Postgres backups: Logical vs. Physical an overview
It’s not a very disputed topic that you should backup your database, and further test your backups. What is a little less discussed, at least for Postgres, is the types of backups that exist. Within Postgres there are two forms of backups and understanding them is a useful foundation for anyone working with Postgres. The two backup types are
- Physical: which consist of the actual bytes on disk,
- Logical: which is a more portable format.
Let’s dig into each a bit more so you can better assess which makes sense for you.
Logical backups are the most well known type within Postgres. This is what you get when you run
pg_dump against a database. There are a number of different formats you can get from logical backups and Postgres does a good job of making it easy to compress and configure this backup how you see fit.
When a logical backup is run against a database it is not throttled, this introduces a noticable load on your database.
As it’s reading the data from disk and generating (in layman terms) a bunch of SQL
INSERT statements, it has to actually see the data. It’s of note that older Postgres databases (read: prior to 9.3) there were no checksums against your database. Checksums are just one tool for you to help check against data corruption. Because a logical dump has to actually read and generate the data to insert it will discover any corruption that exists for you.
This portable format is also very useful to pull down copies from production to different environments. I.e. if you need a copy of production data down on your local laptop
pg_dump is the way to do it. Logical backups are also database specific, but then allow you to dump only certain tables.
All in all logical backups bring some good features, but come at two cost:
- Load on your system
- The backup contains data as of the time when it ran
Physical backups are another option when it comes to backing up your database. As we mentioned earlier it is the physical bytes on disk. To understand physical backups we need to know a bit more under the covers about how Postgres works.

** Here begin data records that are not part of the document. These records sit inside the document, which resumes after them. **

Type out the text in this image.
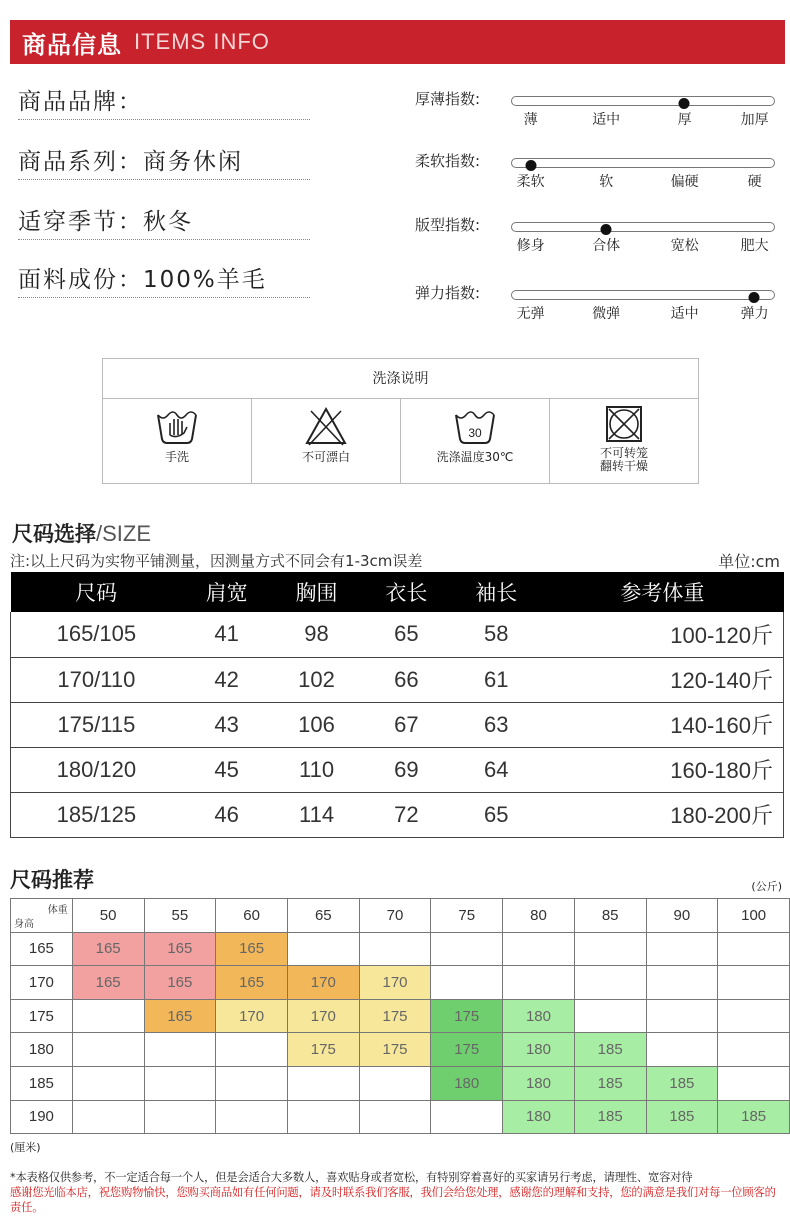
商品信息 ITEMS INFO
商品品牌：
商品系列： 商务休闲
适穿季节： 秋冬
面料成份： 100%羊毛
厚薄指数:
薄	适中	厚	加厚
柔软指数:
柔软	软	偏硬	硬
版型指数:
修身	合体	宽松	肥大
弹力指数:
无弹	微弹	适中	弹力
洗涤说明
手洗	不可漂白
30
洗涤温度30℃	不可转笼
翻转干燥
尺码选择/SIZE
注:以上尺码为实物平铺测量，因测量方式不同会有1-3cm误差	单位:cm
尺码	肩宽	胸围	衣长	袖长	参考体重
165/105	41	98	65	58	100-120斤
170/110	42	102	66	61	120-140斤
175/115	43	106	67	63	140-160斤
180/120	45	110	69	64	160-180斤
185/125	46	114	72	65	180-200斤
尺码推荐	(公斤)
体重
身高	50	55	60	65	70	75	80	85	90	100
165	165	165	165							
170	165	165	165	170	170					
175		165	170	170	175	175	180			
180				175	175	175	180	185		
185						180	180	185	185	
190							180	185	185	185
(厘米)
*本表格仅供参考，不一定适合每一个人，但是会适合大多数人，喜欢贴身或者宽松，有特别穿着喜好的买家请另行考虑，请理性、宽容对待
感谢您光临本店，祝您购物愉快，您购买商品如有任何问题，请及时联系我们客服，我们会给您处理，感谢您的理解和支持，您的满意是我们对每一位顾客的责任。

Postgres, under the covers, is essentially one giant append only log. When you insert data it gets written to the log known as the write-ahead log (commonly called WAL). When you update data a new record gets written to the WAL. When you delete data a new record gets written to the WAL. Nearly all changes in Postgres including to indexes and otherwise cause an update to the WAL.
With physical backups what you require to be able to create a restore of your database is two things:
base backup, which is a copy of the bytes on disk as of that point and time
- Additional segments of the WAL to put the database in some consistent state.
A physical backup only requires a small amount of WAL to restore the database to some valid state, but this also gives you some new flexibility. With a base backup plus WAL you can start to replay transactions up to a specific point in time. This is often how point-in-time recovery is performed within Postgres. If you accidentally drop a table, yes… it happens, you can:
- Find a base backup before you dropped the table
- Restore that base backup
- Replay wal segments up to roughly that time just before you dropped the table.
If you’re considering setting up physical backups, consider using a tool like WAL-G to help.
Logical vs. Physical which to choose
Both are useful and provide different benefits. At smaller scale, say under 100 GB of data logical backups via
pg_dump are something you should absolutely be doing. Because backups happen quickly on smaller databases you may be able to get out without functionality like point-in-time recovery. At larger scale, as you approach 1 TB physical backups start to become your only option. Because of the load introduced by logical backups and the time lapse between capturing them they become less suitable for production.
Hopefully this primer helps provide a high level overview of the two primary types of backups that exist as options for Postgres. Of course there is much deeper you can go on each, but consider ensuring you have at least one of the two if not both in place. Oh and make sure to test them, an un-tested backup isn’t a backup at all.